Earlier this week, Mitch McConnell had a moment where he actually spoke a little bit of truth and said, corporations should not be involved in the political process or involved in policy. And yes, he was 100% right about it. He was just right for the wrong reasons, because he was mad at the so-called woke corporations who aren’t big fans of voter suppression publicly. Behind the scenes we know they actually don’t care about it because they’ve given $50 million to Republican politicians who support voter suppression initiatives. But publicly they have to act like they don’t like it. Mitch McConnell didn’t like that. He came out, said get out of politics. And then yesterday, the day after he made those other comments, and I’m assuming after probably a couple of phone calls from some of his corporate masters, Mitch McConnell came back out and said this.
Mitch McConnell: Yeah, yeah, let me, let me, I didn’t say that very artfully yesterday. They’re certainly entitled to be involved in politics. They are. My principle complaint is they didn’t read the darn bill. The president of the United States called the bill, a Jim Crow exercise to suppress voter turnout, presumably based on race, because that’s what the Jim Crow allegation is. That bastion of conservatism, the Washington Post gave the president four Pinocchios for lying about it.

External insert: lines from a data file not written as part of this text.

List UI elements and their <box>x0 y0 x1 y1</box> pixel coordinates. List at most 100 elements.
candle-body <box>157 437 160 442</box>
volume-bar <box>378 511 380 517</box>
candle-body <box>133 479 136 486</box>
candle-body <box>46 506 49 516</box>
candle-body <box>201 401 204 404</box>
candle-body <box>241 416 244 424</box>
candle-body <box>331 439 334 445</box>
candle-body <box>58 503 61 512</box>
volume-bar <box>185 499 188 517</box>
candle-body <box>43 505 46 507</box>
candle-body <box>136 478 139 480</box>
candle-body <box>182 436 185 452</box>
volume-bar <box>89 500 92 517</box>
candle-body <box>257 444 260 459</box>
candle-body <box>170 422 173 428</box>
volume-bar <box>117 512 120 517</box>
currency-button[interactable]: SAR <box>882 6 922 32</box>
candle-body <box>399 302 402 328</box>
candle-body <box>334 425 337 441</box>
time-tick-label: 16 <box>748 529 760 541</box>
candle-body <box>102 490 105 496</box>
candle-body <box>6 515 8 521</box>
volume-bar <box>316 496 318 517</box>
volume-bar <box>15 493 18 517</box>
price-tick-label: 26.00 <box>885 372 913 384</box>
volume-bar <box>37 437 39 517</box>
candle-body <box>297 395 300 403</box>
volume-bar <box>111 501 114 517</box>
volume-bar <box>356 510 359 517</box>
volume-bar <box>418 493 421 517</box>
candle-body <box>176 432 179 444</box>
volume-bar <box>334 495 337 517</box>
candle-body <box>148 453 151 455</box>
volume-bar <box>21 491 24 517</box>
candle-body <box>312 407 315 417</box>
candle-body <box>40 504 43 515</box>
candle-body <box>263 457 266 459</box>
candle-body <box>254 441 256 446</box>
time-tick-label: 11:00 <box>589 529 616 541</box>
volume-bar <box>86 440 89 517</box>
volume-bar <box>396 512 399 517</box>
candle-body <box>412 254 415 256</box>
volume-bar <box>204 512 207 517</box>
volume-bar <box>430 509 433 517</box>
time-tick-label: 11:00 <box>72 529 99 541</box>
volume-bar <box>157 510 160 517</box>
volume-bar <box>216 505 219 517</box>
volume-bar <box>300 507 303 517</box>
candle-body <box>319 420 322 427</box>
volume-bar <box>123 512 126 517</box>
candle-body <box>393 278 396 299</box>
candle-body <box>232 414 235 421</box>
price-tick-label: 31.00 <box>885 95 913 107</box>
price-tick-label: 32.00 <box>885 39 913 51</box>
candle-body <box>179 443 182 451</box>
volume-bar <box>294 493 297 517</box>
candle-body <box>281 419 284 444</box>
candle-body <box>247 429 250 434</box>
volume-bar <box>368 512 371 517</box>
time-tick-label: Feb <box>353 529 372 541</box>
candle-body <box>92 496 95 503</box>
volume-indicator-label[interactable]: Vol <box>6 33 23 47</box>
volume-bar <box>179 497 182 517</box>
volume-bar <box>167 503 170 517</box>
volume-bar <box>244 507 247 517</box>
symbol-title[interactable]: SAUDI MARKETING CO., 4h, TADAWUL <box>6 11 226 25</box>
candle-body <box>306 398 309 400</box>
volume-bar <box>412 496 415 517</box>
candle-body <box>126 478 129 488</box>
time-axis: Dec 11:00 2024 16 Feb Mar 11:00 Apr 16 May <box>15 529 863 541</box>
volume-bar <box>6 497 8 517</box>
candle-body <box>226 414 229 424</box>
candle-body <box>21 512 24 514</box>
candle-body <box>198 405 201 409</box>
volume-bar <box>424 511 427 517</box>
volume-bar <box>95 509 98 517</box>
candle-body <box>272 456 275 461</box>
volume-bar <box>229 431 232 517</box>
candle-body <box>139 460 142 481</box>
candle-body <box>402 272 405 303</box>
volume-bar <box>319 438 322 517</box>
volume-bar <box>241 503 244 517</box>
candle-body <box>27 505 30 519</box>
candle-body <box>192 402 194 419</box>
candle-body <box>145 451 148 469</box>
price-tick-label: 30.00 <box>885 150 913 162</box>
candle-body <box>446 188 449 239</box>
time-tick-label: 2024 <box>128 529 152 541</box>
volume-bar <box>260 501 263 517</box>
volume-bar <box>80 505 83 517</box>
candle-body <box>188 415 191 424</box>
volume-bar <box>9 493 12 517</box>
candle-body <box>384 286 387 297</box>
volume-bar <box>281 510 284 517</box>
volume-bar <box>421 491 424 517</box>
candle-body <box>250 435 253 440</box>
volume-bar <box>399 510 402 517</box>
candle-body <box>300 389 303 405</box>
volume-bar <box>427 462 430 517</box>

Well obviously corporations should be involved. No, no, you got in trouble. You got in trouble. Okay. You said something that was accidentally true. Something that believe it or not a majority of people in this country support. And then again, I am willing to bet you went back to your office or your home or whatever it is, and your phone was blowing up. You were getting all kinds of phone calls, right? From every corporation that’s ever given you $50,000 and said, hey, bud, um, heard ya, heard you on the news today. Um, you want to tell me what that’s about? Mitch McConnell got in trouble by his mommy and daddy and his mommy and daddy happens to be all of corporate America. You know, I, I’ve repeatedly said this over just the last few days. There is no actual rift taking place between corporations and the Republican party. Okay. The corporations still want the Republicans to deregulate them and cut their taxes. In the meantime, Republicans want the corporations to continue funding their campaigns. Because if they don’t have that money, they’re not going to win.
Then they can’t continue with their voter suppression and then, oh my God, it’s all downhill from there for the Republican party. So they need each other and they can publicly feud all they want. We all know that behind the scenes, they’re keeping a pretty tight ship. They’re keeping people in line. They’re not letting anybody kind of stray too far or say anything a little, you know, say anything that can’t be walked back. We’ll put it that way. And that’s why Mitch McConnell had to come out and publicly say like, oh, well, I guess we can have. No, you got scolded. And I would love, love to have been a fly on the wall during those conversations because I want to know what those corporations told you. And I would have loved to hear your idiotic argument as to why you said what you said. But he’s already backtracked it. He had an oops moment, I guess you could call it, you know, a brain fart. But whatever it was, Mitch McConnell is back on track understanding that he wouldn’t even exist today if corporations weren’t pulling the strings in American politics.